New Species of Pterosaur Discovered by Four-Year-Old Girl
Pterosaur remains have been discovered before, but they haven't all been discovered by a four-year-old. A new species of this flying reptile was uncovered by a little girl; now, the pterosaur has been named in her honor.
Pterosaurs once roamed the Earth during the Cretaceous, living worldwide in all kinds of different environments. The reptiles had the ability of powered flight--actively gaining height and taking off from the ground rather than just gliding or soaring. In addition, pterosaurs had short, fur-like reptilian "hair" which has been observed in the soft tissue preserved in some fossils. They ranged greatly in size, with some of them possessing a wingspan that stretched up to 42 feet. The recent find, though, only had about a two-foot wingspan and was small-bodied. Yet even so, it lived alongside the much larger ornithocheirids and istiodactylids.
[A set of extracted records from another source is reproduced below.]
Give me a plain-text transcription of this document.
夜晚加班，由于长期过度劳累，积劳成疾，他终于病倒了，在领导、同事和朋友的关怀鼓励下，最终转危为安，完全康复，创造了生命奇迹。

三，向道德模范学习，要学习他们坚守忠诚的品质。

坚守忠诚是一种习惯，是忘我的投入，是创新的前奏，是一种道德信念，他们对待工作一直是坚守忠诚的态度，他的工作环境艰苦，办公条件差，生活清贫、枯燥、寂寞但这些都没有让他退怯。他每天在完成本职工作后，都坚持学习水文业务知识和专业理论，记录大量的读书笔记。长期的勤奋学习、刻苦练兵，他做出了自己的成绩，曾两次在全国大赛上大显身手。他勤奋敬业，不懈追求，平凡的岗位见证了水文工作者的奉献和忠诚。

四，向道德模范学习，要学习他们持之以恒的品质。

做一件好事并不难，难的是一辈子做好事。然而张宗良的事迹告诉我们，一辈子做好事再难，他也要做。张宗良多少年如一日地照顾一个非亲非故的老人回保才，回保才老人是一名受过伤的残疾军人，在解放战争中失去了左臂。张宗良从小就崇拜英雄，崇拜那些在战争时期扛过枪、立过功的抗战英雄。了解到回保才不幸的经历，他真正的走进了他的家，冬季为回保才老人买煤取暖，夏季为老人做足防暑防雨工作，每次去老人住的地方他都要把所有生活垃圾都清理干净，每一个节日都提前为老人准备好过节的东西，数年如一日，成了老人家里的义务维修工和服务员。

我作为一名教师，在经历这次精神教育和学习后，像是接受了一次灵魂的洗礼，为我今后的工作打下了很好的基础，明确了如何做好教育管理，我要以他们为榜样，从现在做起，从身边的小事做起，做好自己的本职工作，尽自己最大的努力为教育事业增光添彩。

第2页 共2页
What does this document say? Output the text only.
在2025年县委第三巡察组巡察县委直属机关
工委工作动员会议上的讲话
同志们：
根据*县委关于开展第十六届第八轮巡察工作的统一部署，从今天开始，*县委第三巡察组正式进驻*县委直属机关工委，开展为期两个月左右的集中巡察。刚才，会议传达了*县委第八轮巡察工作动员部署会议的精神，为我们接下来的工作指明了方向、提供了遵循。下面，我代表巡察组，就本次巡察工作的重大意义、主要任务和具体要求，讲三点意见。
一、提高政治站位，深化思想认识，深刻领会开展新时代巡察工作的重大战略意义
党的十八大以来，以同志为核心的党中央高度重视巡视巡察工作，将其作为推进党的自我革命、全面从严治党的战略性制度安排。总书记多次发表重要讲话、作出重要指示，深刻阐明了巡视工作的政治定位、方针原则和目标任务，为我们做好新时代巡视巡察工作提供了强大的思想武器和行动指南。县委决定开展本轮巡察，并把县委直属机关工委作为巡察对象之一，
The new species that was discovered is now named Vectidraco daisymorrisae. "Vectidraco" means "dragon from the Isle of Wight" while "daisymorrisae" honors the founder, Daisy Morris. According to her mother, Daisy had been an avid fossil hunter since she was three. When she came across blackened bones sticking out of the sand on the Isle of Wight in 2009, the young girl quickly dug them up. The family eventually presented the girl's findings to Southampton University's Martin Simpson, a fossil expert.
Without Daisy, in fact, the fossil may have never been found. The Isle of Wight's coastline is slowly eroding, which means that the pterosaur remains would have eventually been washed away over time.
The island itself, though, is receiving quite a bit of attention. More and more fossils are being unearthed from its shoreline and it's known to some as the "dinosaur capital of Great Britain." The recent announcement comes only a week after the discovery of an almost complete skeleton of a 12-foot long dinosaur on the same island.
The fossil has now been donated to the Natural History Museum and the findings are published in PLOS One.